Desweiteren sagte Jesus ihnen auch: „Macht meine lebendigen Erzählun-
gen und Gleichnisse nicht zu abstrakten Sätzen, die die Menschen nicht mehr verstehen und die dann wie Gefängnisse wirken, in denen ihr meine befreiende Botschaft einsperrt.“ Und dabei erinnerten sich die Gläubigen auf einmal an ein Wort des Apostels Paulus, der sagte: Der Buchstabe tötet, der Geist Gottes aber macht lebendig. Und dann sagte ihnen Jesus noch: „Macht dieses Haus und die Feier der Gottesdienste nicht zu einem Museum, in dem überall die Warnung steht: „Bitte nicht berühren!“ Und auf einmal schoss es den Gemeindemitgliedern durch den Kopf: Ja, Jesus hat doch auch gesagt: Der Sabbat ist für den Menschen da und nicht der Mensch für den Sabbat.
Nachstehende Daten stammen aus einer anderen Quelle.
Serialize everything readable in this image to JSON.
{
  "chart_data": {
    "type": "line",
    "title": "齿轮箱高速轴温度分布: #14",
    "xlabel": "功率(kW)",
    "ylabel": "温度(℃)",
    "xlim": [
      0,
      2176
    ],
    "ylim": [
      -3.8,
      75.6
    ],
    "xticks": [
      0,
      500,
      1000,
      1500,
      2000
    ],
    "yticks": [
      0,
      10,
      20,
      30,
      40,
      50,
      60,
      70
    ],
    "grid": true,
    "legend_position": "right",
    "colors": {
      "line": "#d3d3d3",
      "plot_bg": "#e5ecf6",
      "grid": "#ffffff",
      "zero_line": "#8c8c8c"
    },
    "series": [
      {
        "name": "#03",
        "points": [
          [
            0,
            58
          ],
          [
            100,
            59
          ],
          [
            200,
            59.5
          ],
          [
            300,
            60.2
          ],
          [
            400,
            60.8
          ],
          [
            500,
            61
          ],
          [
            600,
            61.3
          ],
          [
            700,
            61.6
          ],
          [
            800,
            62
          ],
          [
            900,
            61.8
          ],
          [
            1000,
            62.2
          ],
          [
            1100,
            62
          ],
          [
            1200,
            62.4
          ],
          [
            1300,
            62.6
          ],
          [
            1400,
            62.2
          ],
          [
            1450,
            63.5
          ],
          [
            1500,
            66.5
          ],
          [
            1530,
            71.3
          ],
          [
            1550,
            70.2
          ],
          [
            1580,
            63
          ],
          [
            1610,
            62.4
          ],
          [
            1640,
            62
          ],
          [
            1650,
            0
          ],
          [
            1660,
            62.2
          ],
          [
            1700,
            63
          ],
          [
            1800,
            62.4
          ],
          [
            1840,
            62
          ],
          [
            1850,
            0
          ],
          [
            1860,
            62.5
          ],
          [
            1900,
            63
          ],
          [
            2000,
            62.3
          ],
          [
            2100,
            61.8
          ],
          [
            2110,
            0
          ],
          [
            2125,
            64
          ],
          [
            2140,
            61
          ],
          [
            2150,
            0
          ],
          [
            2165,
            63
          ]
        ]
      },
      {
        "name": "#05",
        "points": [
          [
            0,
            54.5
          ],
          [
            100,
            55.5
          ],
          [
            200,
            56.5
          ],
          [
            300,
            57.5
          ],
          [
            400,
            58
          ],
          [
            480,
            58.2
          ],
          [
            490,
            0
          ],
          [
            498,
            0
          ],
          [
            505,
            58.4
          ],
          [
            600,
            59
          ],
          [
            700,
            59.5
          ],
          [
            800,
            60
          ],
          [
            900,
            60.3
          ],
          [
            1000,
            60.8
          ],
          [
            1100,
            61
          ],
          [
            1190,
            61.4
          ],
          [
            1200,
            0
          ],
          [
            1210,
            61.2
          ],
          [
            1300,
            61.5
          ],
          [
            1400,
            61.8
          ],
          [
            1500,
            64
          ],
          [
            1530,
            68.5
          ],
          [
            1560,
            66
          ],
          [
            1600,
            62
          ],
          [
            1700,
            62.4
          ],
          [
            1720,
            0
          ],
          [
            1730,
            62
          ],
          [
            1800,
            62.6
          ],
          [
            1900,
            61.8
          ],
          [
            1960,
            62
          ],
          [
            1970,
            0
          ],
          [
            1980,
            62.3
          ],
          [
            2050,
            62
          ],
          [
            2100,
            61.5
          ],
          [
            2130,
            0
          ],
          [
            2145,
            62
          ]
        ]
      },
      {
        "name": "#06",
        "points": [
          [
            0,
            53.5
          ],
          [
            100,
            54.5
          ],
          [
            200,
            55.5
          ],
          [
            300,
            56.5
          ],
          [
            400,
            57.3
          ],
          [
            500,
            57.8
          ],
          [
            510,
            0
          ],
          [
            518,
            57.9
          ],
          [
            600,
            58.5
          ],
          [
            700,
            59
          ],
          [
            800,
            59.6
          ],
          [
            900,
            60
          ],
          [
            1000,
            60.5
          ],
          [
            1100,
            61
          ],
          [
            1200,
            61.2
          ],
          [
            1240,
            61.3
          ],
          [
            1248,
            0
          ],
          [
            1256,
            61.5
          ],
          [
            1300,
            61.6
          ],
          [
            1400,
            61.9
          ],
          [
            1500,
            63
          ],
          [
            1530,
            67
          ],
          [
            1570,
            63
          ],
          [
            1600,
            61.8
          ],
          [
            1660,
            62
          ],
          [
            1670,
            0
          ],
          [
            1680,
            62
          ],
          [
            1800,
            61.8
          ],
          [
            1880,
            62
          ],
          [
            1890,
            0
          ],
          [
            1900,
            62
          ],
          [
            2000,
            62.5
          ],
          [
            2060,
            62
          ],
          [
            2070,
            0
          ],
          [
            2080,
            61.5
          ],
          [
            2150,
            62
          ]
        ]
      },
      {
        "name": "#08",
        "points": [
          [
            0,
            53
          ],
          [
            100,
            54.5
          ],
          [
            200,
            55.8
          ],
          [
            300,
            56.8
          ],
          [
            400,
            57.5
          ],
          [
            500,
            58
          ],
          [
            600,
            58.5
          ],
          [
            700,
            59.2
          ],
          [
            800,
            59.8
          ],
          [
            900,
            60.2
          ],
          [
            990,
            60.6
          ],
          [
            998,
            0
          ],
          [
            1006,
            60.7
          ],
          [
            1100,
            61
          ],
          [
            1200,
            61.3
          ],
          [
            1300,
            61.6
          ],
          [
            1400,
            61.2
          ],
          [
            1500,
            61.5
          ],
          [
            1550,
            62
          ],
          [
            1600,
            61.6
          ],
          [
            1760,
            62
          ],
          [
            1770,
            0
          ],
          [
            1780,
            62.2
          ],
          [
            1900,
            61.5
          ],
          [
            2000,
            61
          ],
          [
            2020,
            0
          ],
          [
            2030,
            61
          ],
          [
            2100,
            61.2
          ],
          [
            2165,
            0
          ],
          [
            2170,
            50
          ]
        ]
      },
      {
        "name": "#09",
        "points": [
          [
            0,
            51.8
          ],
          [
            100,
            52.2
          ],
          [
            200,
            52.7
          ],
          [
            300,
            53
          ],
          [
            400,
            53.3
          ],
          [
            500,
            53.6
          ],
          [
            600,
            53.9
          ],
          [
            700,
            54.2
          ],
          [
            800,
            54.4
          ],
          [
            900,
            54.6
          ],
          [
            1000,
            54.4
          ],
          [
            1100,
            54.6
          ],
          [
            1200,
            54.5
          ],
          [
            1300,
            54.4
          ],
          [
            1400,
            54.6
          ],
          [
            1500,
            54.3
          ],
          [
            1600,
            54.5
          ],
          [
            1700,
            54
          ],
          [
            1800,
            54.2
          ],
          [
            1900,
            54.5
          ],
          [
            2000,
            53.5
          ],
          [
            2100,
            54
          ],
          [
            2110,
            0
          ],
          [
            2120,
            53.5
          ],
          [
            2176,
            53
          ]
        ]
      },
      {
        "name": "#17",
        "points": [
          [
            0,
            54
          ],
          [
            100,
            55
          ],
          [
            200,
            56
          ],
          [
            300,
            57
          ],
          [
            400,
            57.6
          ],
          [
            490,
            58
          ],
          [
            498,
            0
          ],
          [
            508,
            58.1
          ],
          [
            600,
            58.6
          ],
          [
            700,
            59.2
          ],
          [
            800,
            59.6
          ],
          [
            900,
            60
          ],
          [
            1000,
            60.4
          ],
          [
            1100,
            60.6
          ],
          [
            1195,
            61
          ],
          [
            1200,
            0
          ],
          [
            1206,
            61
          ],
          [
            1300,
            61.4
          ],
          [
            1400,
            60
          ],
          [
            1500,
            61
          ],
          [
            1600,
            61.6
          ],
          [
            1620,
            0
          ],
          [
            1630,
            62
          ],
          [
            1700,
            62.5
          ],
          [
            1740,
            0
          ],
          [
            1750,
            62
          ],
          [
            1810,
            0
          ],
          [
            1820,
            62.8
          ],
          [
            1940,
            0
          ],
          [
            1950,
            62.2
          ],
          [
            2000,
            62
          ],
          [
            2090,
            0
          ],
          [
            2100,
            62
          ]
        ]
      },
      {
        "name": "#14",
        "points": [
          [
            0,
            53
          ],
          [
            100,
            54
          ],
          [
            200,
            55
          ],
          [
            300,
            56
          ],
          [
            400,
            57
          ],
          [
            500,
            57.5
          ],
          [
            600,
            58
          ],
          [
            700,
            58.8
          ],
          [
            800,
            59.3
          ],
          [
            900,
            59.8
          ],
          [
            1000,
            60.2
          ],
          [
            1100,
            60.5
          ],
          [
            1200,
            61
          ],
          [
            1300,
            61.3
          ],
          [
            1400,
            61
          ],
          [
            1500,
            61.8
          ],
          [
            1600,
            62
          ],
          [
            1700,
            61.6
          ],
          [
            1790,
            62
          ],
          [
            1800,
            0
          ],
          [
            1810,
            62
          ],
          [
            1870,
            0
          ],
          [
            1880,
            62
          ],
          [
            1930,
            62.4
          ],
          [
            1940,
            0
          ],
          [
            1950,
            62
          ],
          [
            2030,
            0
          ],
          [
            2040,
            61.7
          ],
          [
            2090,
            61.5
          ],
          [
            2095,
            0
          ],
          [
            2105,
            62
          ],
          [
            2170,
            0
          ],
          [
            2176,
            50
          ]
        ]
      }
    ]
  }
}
Einige aus der Gemeinde fühlten sich nun aber angesichts dieser Aussagen doch sehr provoziert und sie sagten deshalb zu Jesus: „Wie kannst du deine Kirche so kritisieren? Wir tun doch alles dafür, dass sie Bestand hat; dass deine Lehre unverfälscht weitergegeben wird und dass in den Gottesdiensten für alle eine einheitliche Ordnung und so auch eine spürbare Gemeinschaft weltweit erreicht wird.“ Doch Jesus antwortete ihnen: „Reißt den Tempel eurer starren Strukturen nieder. Ich möchte mit euch eine lebendige Kirche aufbauen; eine Kirche, die nicht um sich selbst kreist, sondern ihre Aufgabe darin sieht, die Menschen meine Gegenwart und Nähe erleben zu lassen. Eine Kirche, die die Menschen aufweckt und ihnen dabei hilft, nach dem Willen Gottes in ihrem Leben zu fragen. Eine Kirche, die ihre eigenen Ordnungen und Gesetze immer wieder an meinem Evangelium misst und eine Kirche, deren Verantwortliche nicht Herren über den Glauben, sondern Helfer zur Freude sind. Lasst uns miteinander eine Verkündigung aufbauen, die begeistert und mitreißt, die Menschen aufhorchen lässt und sie neugierig macht auf meine Botschaft. Eine Verkündigung, die Zaghafte ermutigt, Niedergeschlagene tröstet und schuldig Gewordene befreit. Lasst die Gottesdienste nicht Pflichtversammlungen sein, sondern frohe und bewegende Feste. Gottesdienste, in denen Menschen sich zuhause fühlen, weil sie die Sprache verstehen und sie mit ihren Anliegen darin vorkommen. Lasst es Gottesdienste sein, aus denen Menschen gestärkt herausgehen und im Bewusstsein, dass Gott mit ihnen ist, ihren Alltag angehen.“
Da sagten all jene, die durch die Kritik Jesu verunsichert waren: „Aber Meister, jahrhundertelang haben Menschen an den Strukturen der Kirche gebaut, den Glauben nach bestem Wissen und Gewissen in Dogmen und Lehrsätzen formuliert und durch klare Vorschriften den Gottesdienst vor Missbrauch geschützt. Und das alles willst du wieder verändern und umgestalten; das alles willst du erneuern?“
Er aber wollte doch nichts anderes, als mit seinen Worten der Kirche und ihrer Verkündigung genau die Frische und Freude zurückzugeben, die so viele in ihr und ihren Gottesdiensten vermissten. Er wollte nichts anderes, als jede und jeden einzuladen, nicht fernzubleiben, sondern lebendige Bausteine seiner Kirche zu werden. Er wollte nichts anderes, als dass seine Güte und Menschenfreundlichkeit, seine Weite und Offenheit auch heute für die Menschen zu spüren sind.
Und siehe da: Es kamen tatsächlich wieder viele zum Glauben an ihn, als sie ihn so reden hörten und sie bei sich selbst plötzlich entdeckten, welch heilsame und welch befreiende Kraft doch in seiner Botschaft wirklich steckt. Amen.